Она нахмурилась. Сетис — единственный, у кого есть здравый смысл. Но Сетис ушел. Он ясно выразил ей свои чувства. Она отвела рукой ветку и нырнула под арку, ведущую на террасу Верхнего Дома.
И застыла, как вкопанная.
На террасе был Аргелин. Он сидел к ней спиной и с кем-то разговаривал. Фасад здания окутывали пышные пряди вьюнка с великолепными алыми цветами; среди распустившихся бутонов деловито жужжала целая армия пчел. Опустившись на колени, Мирани на четвереньках подползла поближе. Земля запеклась твердой коркой и обжигала ладони.
Генерал сидел на скамейке в тени, расшнуровав доспехи, и держал в руке чашу. Он говорил:
— Уверяю тебя, мои люди провели самое тщательное расследование. Музыкант мог на самом деле сесть на корабль и сбежать из города. Если девчонка виновата, думаю, ты, госпожа, разберешься с ней лучше меня, хотя мне почему-то кажется, что ты уже предпринимала такие попытки. — Он растянул губы в своей обычной ледяной улыбке и отпил глоток.
Голос Гермии звучал подавленно: он слышался с беломраморного балкона, нависавшего над морем.
— Ей повезло. В следующий раз повезет меньше...
— Мне казалось, ты выбрала ее, потому что она — серая мышка.
— Да.
Мирани презрительно вздернула брови.
— Пожалуй, я ее недооценила. Этот заговор куда серьезнее, чем мы думали. — Гласительница подошла и села на теплые камни у ног Аргелина, прислонилась спиной к скамье. Ее пальцы глубоко зарылись в листья в считанных дюймах от лица Мирани. Монотонно жужжали пчелы.
— В каком смысле?
— Они хотят посадить мальчишку на трон Архона.
Мирани похолодела. Но Аргелин лишь усмехнулся в ответ.
— Да, госпожа, такой заговор есть. Наш заговор....
— Нет, не наш. Еще один. И девчонка в нем замешана. Одна из Девятерых... скажем так, крайне предана мне, и она мне все рассказала. Мне известно, что мальчишку доставили из Алектро.
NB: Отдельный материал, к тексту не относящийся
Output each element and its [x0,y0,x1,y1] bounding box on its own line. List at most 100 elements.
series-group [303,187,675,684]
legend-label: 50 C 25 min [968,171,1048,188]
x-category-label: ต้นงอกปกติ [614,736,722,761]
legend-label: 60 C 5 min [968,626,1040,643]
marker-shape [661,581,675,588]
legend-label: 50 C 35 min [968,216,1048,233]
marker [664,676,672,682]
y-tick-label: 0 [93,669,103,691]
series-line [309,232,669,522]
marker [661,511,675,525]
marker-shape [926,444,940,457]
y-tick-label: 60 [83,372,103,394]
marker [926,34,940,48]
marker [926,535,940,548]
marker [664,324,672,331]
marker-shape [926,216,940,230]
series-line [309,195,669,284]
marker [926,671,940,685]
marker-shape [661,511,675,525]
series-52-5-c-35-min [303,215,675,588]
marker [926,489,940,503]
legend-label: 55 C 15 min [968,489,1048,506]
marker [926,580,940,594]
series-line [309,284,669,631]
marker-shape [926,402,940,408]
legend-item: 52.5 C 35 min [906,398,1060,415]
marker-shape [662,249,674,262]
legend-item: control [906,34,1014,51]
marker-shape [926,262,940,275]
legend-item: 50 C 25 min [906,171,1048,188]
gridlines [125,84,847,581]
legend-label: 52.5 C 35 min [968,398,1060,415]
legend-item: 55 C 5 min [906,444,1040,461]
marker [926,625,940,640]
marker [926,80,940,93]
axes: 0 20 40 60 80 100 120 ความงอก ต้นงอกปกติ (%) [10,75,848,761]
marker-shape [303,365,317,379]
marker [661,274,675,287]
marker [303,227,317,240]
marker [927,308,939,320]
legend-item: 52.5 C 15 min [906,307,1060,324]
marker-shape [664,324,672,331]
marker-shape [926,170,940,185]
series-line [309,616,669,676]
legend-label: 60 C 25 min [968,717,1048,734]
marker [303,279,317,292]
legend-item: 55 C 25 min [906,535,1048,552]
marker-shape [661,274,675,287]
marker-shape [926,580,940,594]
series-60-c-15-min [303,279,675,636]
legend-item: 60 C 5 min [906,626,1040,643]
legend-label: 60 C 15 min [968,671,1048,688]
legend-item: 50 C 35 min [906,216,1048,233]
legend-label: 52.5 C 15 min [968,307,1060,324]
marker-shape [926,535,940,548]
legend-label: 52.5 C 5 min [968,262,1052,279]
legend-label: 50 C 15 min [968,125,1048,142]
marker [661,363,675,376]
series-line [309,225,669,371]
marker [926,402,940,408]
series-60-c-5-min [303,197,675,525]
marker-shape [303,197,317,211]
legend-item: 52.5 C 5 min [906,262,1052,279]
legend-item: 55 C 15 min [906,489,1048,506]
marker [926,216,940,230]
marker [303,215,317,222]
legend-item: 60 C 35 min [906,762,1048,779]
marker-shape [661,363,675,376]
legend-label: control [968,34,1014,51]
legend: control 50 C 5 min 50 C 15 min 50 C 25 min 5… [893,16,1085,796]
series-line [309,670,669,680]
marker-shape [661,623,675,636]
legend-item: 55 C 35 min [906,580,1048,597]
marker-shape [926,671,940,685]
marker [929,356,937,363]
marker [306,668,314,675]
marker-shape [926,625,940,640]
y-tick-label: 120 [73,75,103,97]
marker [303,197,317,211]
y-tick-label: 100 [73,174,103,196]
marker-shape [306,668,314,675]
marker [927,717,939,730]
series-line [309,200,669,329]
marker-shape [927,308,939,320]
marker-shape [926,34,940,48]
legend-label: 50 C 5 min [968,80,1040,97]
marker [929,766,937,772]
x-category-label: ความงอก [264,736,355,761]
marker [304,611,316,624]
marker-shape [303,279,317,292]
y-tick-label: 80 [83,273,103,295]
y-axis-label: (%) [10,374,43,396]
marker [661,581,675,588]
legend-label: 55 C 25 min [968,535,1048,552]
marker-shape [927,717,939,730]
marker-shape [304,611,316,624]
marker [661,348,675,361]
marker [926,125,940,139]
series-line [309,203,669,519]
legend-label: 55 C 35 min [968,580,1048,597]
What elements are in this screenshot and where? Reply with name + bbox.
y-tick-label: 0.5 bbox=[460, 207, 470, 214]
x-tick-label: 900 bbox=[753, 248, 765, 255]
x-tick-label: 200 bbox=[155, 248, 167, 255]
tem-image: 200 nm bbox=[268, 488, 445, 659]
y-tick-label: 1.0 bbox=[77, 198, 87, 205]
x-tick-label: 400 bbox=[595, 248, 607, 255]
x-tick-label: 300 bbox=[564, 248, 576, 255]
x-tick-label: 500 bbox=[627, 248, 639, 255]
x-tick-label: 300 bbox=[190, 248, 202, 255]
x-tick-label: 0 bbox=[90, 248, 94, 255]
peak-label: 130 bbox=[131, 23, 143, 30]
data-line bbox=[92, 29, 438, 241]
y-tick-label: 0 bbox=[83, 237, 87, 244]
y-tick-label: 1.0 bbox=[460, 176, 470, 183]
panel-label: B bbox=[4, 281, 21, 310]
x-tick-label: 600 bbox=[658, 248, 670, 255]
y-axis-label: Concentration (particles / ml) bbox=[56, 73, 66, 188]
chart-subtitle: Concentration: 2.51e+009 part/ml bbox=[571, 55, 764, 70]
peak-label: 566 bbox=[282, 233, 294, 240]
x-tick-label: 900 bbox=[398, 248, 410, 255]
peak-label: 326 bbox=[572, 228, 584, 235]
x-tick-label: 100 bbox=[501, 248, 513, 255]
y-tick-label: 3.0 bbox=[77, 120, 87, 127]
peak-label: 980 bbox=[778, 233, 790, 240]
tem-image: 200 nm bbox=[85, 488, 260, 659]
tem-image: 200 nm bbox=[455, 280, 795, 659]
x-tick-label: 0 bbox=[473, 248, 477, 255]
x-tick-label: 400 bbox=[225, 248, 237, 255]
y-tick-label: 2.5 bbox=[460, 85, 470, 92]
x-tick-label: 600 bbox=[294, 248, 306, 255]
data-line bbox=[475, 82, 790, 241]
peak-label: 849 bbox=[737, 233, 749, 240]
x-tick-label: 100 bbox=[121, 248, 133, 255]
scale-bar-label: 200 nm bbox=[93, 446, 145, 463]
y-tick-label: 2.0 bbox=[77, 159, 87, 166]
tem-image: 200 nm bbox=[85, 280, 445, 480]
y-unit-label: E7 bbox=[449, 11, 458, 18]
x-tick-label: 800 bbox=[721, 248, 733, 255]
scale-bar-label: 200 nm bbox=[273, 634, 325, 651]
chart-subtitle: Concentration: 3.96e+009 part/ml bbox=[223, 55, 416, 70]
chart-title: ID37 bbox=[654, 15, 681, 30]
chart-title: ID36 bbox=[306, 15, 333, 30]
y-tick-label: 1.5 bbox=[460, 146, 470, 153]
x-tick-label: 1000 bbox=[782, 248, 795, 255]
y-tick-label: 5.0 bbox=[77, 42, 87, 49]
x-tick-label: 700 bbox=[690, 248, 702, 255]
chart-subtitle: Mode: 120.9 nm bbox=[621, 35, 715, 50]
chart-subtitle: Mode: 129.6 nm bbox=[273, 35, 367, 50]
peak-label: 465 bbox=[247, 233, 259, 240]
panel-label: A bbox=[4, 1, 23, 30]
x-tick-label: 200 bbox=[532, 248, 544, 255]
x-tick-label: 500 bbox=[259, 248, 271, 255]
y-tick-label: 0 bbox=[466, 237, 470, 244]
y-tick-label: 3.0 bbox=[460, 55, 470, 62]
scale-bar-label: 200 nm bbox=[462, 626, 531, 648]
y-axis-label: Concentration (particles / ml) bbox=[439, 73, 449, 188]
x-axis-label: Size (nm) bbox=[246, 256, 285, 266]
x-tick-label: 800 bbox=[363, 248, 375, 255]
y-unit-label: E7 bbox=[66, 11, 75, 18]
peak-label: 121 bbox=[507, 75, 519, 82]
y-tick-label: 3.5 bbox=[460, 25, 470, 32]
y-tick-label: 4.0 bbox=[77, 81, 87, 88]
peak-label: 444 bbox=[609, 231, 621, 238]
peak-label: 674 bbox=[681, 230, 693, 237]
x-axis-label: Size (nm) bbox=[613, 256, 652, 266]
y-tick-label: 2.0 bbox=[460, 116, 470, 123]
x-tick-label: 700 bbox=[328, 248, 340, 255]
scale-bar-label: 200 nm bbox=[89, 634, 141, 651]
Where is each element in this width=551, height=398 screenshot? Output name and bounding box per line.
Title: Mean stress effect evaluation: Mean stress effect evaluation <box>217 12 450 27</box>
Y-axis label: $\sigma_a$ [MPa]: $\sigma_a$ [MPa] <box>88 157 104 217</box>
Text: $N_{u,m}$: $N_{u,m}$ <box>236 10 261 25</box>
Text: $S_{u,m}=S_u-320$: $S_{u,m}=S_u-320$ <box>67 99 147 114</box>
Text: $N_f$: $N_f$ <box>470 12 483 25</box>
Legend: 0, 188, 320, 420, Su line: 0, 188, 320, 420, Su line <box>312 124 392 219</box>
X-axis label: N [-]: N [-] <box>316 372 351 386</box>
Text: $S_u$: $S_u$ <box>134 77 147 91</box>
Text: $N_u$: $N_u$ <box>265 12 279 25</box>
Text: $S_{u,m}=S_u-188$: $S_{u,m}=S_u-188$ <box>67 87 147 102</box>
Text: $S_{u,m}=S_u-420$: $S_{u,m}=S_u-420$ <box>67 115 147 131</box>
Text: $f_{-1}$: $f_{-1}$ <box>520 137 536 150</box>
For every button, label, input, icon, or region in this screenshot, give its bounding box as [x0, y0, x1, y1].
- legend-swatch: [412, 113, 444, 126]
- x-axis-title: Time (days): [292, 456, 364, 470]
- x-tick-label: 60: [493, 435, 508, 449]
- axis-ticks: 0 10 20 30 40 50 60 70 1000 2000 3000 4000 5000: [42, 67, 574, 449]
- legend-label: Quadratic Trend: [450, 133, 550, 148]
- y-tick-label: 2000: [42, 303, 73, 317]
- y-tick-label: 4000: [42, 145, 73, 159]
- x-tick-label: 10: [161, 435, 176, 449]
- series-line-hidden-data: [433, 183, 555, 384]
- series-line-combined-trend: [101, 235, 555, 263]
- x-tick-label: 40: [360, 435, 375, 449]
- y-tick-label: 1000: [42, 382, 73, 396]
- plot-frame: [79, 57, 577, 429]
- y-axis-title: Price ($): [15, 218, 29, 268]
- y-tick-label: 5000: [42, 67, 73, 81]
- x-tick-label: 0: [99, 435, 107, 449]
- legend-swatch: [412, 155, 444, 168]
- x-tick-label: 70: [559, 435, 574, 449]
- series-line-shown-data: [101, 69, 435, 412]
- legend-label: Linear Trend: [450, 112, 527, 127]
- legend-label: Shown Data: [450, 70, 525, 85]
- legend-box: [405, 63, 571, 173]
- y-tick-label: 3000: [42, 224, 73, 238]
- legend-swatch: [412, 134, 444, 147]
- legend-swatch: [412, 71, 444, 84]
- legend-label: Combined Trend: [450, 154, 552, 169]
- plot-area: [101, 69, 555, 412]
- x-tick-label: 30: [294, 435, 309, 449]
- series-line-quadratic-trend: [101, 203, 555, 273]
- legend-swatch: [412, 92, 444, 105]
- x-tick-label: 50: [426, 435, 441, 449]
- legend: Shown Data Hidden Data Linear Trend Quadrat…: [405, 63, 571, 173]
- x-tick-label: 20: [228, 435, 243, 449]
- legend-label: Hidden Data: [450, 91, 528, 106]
— Из Алектро? — Аргелин вытаращил глаза — У меня есть сведения о беспорядках в этой деревне. Настырная толпа тамошних жителей всю ночь галдела под окнами моего штаба. Там у них кого-то похитили. Преступников было двое... да.
Гермия кивнула.
— Один из них — музыкант.
— Что?! — Он внимательно посмотрел на нее. — Откуда ты знаешь?
— Я многое знаю. Даже знаю, где спрятан этот мальчишка. — Она высокомерно улыбнулась. — Хочешь, скажу?
У Мирани перехватило дыхание. Она чуть не вскрикнула от резкой боли в груди.
Аргелин выпрямился. Неторопливо поставил чашу на мраморный пол. Чаша тихо звякнула.
— Скажи.
Гермия придвинулась ближе, взяла его за руку, сжала ее в ладонях......
— Ты любишь меня, Аргелин?
Тот нетерпеливо поморщился.
— Ты же знаешь, люблю. Но какое...
— Интересно. — Глаза Гермии изучали его с холодным любопытством; на ярко накрашенных губах не было улыбки. — Ты так же любил бы меня, если бы я не была Гласительницей? Если бы Гласительницей стала Крисса или Ретия, ты полюбил бы их? — Она крепко стиснула его руку. — Ты пользуешься мною, генерал? Или говоришь правду?